Schauspielhaus: Camus’ „Die Gerechten“

Der Regisseur Michael Gruner bringt Camus’ „Die Gerechten“ kopflastig und ohne aktuellen Zündstoff im Großen Haus auf die Bühne.

Schauspielhaus: Camus’ „Die Gerechten“
Foto: S. Hoppe

Düsseldorf. Eine Gruppe von Attentätern will 1905 den Großfürsten Sergei ermorden. Mit einer Bombe — gal, ob sie dabei gefasst werden und ihr eigenes Leben riskieren. Denn der Großfürst repräsentiert für die sozialrevolutionäre Terrorzelle Zwangsherrschaft und Unterdrückung, von der sie die Menschen endlich befreien wollen. Doch der 27-jährige Janek zögert, die Bombe in die Fürsten-Kutsche zu werfen, da darin auch zwei Kinder sitzen. Der gerade aus dem Zuchthaus entlassene Stepan kennt indes keine Grenzen. Und so entzündet sich in dem Drama „Die Gerechten“ von Albert Camus ein Streit über den richtigen Weg. Und um die Frage: „Wann und unter welchen Umständen darf man einen Zwangsherrscher töten?“

Ein packendes Sujet, das der Philosoph und Literat Camus 1949 in seinem Theaterstück behandelt, und das angesichts von IS-Terrorwelle und Selbstmordattentätern im Irak aktueller denn je zu sein scheint. Kaum etwas davon spürt man indes in dem Kopftheater von Michael Gruner, das jetzt Premiere im Großen Haus feierte. Dem fast 70-jährigen Regisseur geht es nicht um Aktualisierung, sondern, wie er sagt, um einen Blick zurück der 68er. Deshalb entschied er sich für Schauspieler der Generation Siebzig Plus, die den Mord am Fürsten planen und vom romantischen Schwärmer Janek durchführen lassen.

Im Programmheft werden die Revolutionäre zwar als junge Kämpfer im Alter von 19 bis 27 vorgestellt. Doch da hocken zunächst die Fünf im Rentenalter. Die ergrauten Herren und Marianne Hoika mit feuerrot gefärbten Haaren beweisen, dass sie rüstig sind und mit markanten Stimmen den zeitlosen Camus-Text in der Übersetzung von Hinrich Schmidt-Henkel vortragen können.
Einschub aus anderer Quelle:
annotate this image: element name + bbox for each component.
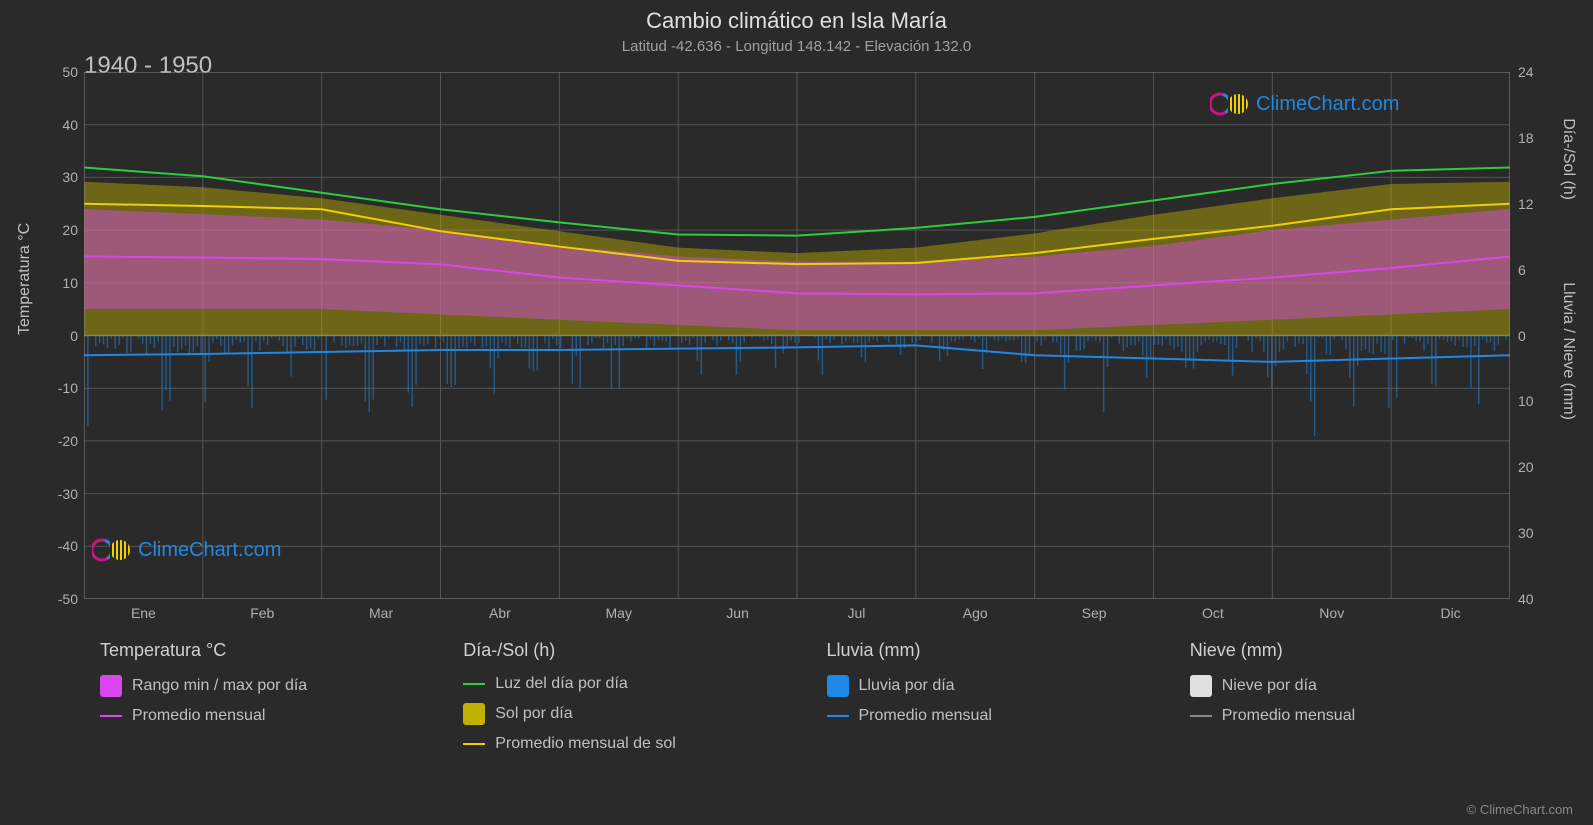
month-label: May xyxy=(589,605,649,621)
left-tick: 40 xyxy=(38,117,78,133)
legend-label: Sol por día xyxy=(495,705,572,723)
legend-column: Lluvia (mm) Lluvia por día Promedio mensua… xyxy=(827,640,1170,753)
left-tick: 10 xyxy=(38,275,78,291)
legend-swatch-icon xyxy=(100,675,122,697)
copyright: © ClimeChart.com xyxy=(1467,802,1573,817)
legend-header: Día-/Sol (h) xyxy=(463,640,806,661)
month-label: Nov xyxy=(1302,605,1362,621)
left-tick: -40 xyxy=(38,538,78,554)
month-label: Jul xyxy=(826,605,886,621)
chart-title: Cambio climático en Isla María xyxy=(0,8,1593,34)
legend-item: Promedio mensual xyxy=(100,707,443,725)
legend-item: Lluvia por día xyxy=(827,675,1170,697)
right-top-tick: 12 xyxy=(1518,196,1534,212)
right-bottom-tick: 20 xyxy=(1518,459,1534,475)
month-label: Mar xyxy=(351,605,411,621)
legend-label: Promedio mensual xyxy=(132,707,265,725)
legend: Temperatura °C Rango min / max por día Pro… xyxy=(100,640,1533,753)
month-label: Feb xyxy=(232,605,292,621)
legend-line-icon xyxy=(827,715,849,717)
left-axis-label: Temperatura °C xyxy=(16,223,34,335)
month-label: Abr xyxy=(470,605,530,621)
legend-column: Día-/Sol (h) Luz del día por día Sol por d… xyxy=(463,640,806,753)
plot-area xyxy=(84,72,1510,599)
legend-label: Rango min / max por día xyxy=(132,677,307,695)
right-top-tick: 24 xyxy=(1518,64,1534,80)
legend-item: Rango min / max por día xyxy=(100,675,443,697)
chart-container: Cambio climático en Isla María Latitud -… xyxy=(0,0,1593,825)
month-label: Jun xyxy=(708,605,768,621)
legend-item: Nieve por día xyxy=(1190,675,1533,697)
right-bottom-tick: 40 xyxy=(1518,591,1534,607)
left-tick: -10 xyxy=(38,380,78,396)
legend-item: Luz del día por día xyxy=(463,675,806,693)
right-axis-label-top: Día-/Sol (h) xyxy=(1559,118,1577,200)
right-bottom-tick: 30 xyxy=(1518,525,1534,541)
chart-svg xyxy=(84,72,1510,599)
left-tick: 50 xyxy=(38,64,78,80)
legend-header: Nieve (mm) xyxy=(1190,640,1533,661)
legend-item: Promedio mensual de sol xyxy=(463,735,806,753)
right-top-tick: 0 xyxy=(1518,328,1526,344)
legend-swatch-icon xyxy=(827,675,849,697)
month-label: Sep xyxy=(1064,605,1124,621)
legend-swatch-icon xyxy=(1190,675,1212,697)
legend-swatch-icon xyxy=(463,703,485,725)
legend-label: Promedio mensual xyxy=(1222,707,1355,725)
legend-column: Nieve (mm) Nieve por día Promedio mensual xyxy=(1190,640,1533,753)
right-top-tick: 6 xyxy=(1518,262,1526,278)
left-tick: 30 xyxy=(38,169,78,185)
legend-line-icon xyxy=(100,715,122,717)
right-bottom-tick: 10 xyxy=(1518,393,1534,409)
legend-label: Lluvia por día xyxy=(859,677,955,695)
right-top-tick: 18 xyxy=(1518,130,1534,146)
month-label: Ene xyxy=(113,605,173,621)
legend-column: Temperatura °C Rango min / max por día Pro… xyxy=(100,640,443,753)
legend-label: Promedio mensual xyxy=(859,707,992,725)
left-tick: -50 xyxy=(38,591,78,607)
chart-subtitle: Latitud -42.636 - Longitud 148.142 - Ele… xyxy=(0,38,1593,55)
legend-header: Temperatura °C xyxy=(100,640,443,661)
legend-line-icon xyxy=(463,683,485,685)
legend-line-icon xyxy=(463,743,485,745)
legend-item: Sol por día xyxy=(463,703,806,725)
left-tick: 20 xyxy=(38,222,78,238)
legend-item: Promedio mensual xyxy=(1190,707,1533,725)
legend-header: Lluvia (mm) xyxy=(827,640,1170,661)
month-label: Oct xyxy=(1183,605,1243,621)
right-axis-label-bottom: Lluvia / Nieve (mm) xyxy=(1559,282,1577,420)
month-label: Dic xyxy=(1421,605,1481,621)
legend-label: Promedio mensual de sol xyxy=(495,735,676,753)
legend-label: Luz del día por día xyxy=(495,675,628,693)
legend-line-icon xyxy=(1190,715,1212,717)
left-tick: 0 xyxy=(38,328,78,344)
legend-item: Promedio mensual xyxy=(827,707,1170,725)
legend-label: Nieve por día xyxy=(1222,677,1317,695)
left-tick: -20 xyxy=(38,433,78,449)
month-label: Ago xyxy=(945,605,1005,621)
left-tick: -30 xyxy=(38,486,78,502)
Doch von aufschäumender Leidenschaft, jugendlicher Glut oder rigoroser Schärfe, die keinen Widerspruch duldet, vermitteln sie in dieser pausenlosen 90-Minuten-Inszenierung, die an ein Hörspiel erinnert, nur selten etwas. Besonders langatmig wirken die ersten Dialoge auf fast leerer Bühne (Michael Sieberock-Serafimowitsch).

Erst wenn dem Quintett die Tat beim zweiten Anlauf gelingt und Janek im Gefängnis auf den Henker wartet, gewinnen die Typen an Konturen. Der Bombenwerfer Janek (Michael Abendroth), der immer noch Liebe zu Dora empfindet, zweifelt und zögert, unschuldige Kinder und die Großfürstin bei dem Bombenanschlag zu opfern. Oder Stepan (Wolf Aniol), ein kaltblütiger Terrorist, für den Revolution und Befreiungs-Mord wichtiger sind als Mitmenschlichkeit und Liebe. Daneben der Organisator Boris (Reinhart Firchow), der zynisch und scheinbar gefühllos das schwächste Glied der Terrorzelle zum Attentäter kürt. Oder Phrasendrescher Boris in Cordhose (Andreas Weissert), der, wenn’s drauf ankommt, immer anderweitig beschäftigt ist.

All’ diese Charaktere bringen die betagten Mimen zwar über die Rampe. Schwer vorstellbar bleibt jedoch, dass ausgerechnet sie eine blutige Revolution anzetteln. In das Klischee der Camus-Zeit passt zudem, dass die einzige Frau Dora (Marianne Hoika) ihre Emotionen herausschreit, nach dem Sinn des Terrors fragt und um den Mann trauert, der im Gefängnis die anderen nicht verrät und deshalb gehängt wird.

Für Zündkraft und Spannung sorgt der Auftritt der Großfürstin, die den inhaftierten Attentäter zur Rede stellt und nicht versteht, warum er sie verschont hat. Louisa Stroux mit jugendlich dramatischem Temperament brilliert in dieser Rolle — ähnlich wie Dirk Ossig als Polizeivorsteher, der Janek die Freiheit verspricht, wenn er die Namen der Hintermänner preisgibt. Bei den beiden spürt man, wie stark das Stück in altersgerechter Besetzung wirken könnte. Am Ende: freundlicher Beifall.